A longtime nonprofit leader is joining a state fund that has awarded $3.9 million in grants for certain organizations that suffered losses amid the COVID-19 pandemic.
On Thursday, the New Jersey Arts and Culture Recovery Fund announced it hired Lynn Toye as its first executive director.
She will take up the new post on Nov. 8.
The New Jersey Arts and Culture Recovery Fund was created in 2020 with an initial gift from the Toms River-based Grunin Foundation. Hosted by the Princeton Area Community Foundation, the fund provides grants to nonprofit arts, culture and history organizations.
According to NJACRF, New Jersey’s nonprofit arts industry reported losses of more than $100 million in 2020, with more than half of its workforce furloughed or losing their jobs.
“We are thrilled to welcome Lynne as the inaugural executive director of the New Jersey Arts and Culture Recovery Fund,” said Jeremy Grunin, co-chair, NJACRF and president of the Grunin Foundation. “With her dynamic and diverse experience, Lynne will provide strategic vision and lead NJACRF to its next phase of development.”
Toye most recently served as chief administrative officer at the Harlem School of the Arts in New York City. In that senior leadership role she managed marketing, communications and administration functions in addition to creating campaigns to support the school’s programs and development departments, NJACRF said.

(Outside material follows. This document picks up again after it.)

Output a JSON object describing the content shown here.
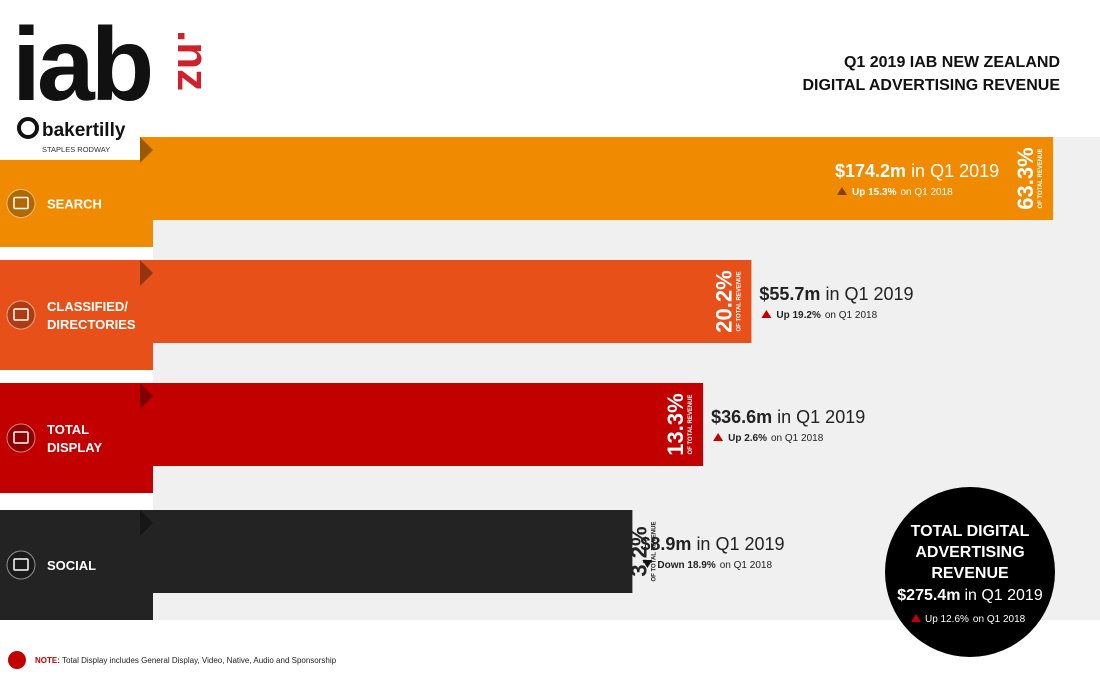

Previously, Toye served as chief operating officer for Jazz House Kids in Montclair, as director of the Center for Innovation Management at SUNY Fashion Institute of Technology in New York City and director of the Stern School of Business Executive Education at New York University.
In January, NJACRF will open its next opportunity to apply for funding, focusing on grants for nonprofit organizations that can serve as intermediaries to “re-grant funds to individual artists, teaching artists, and culture and history workers negatively impacted by the COVID-19 crisis and other recent disasters affection our state.”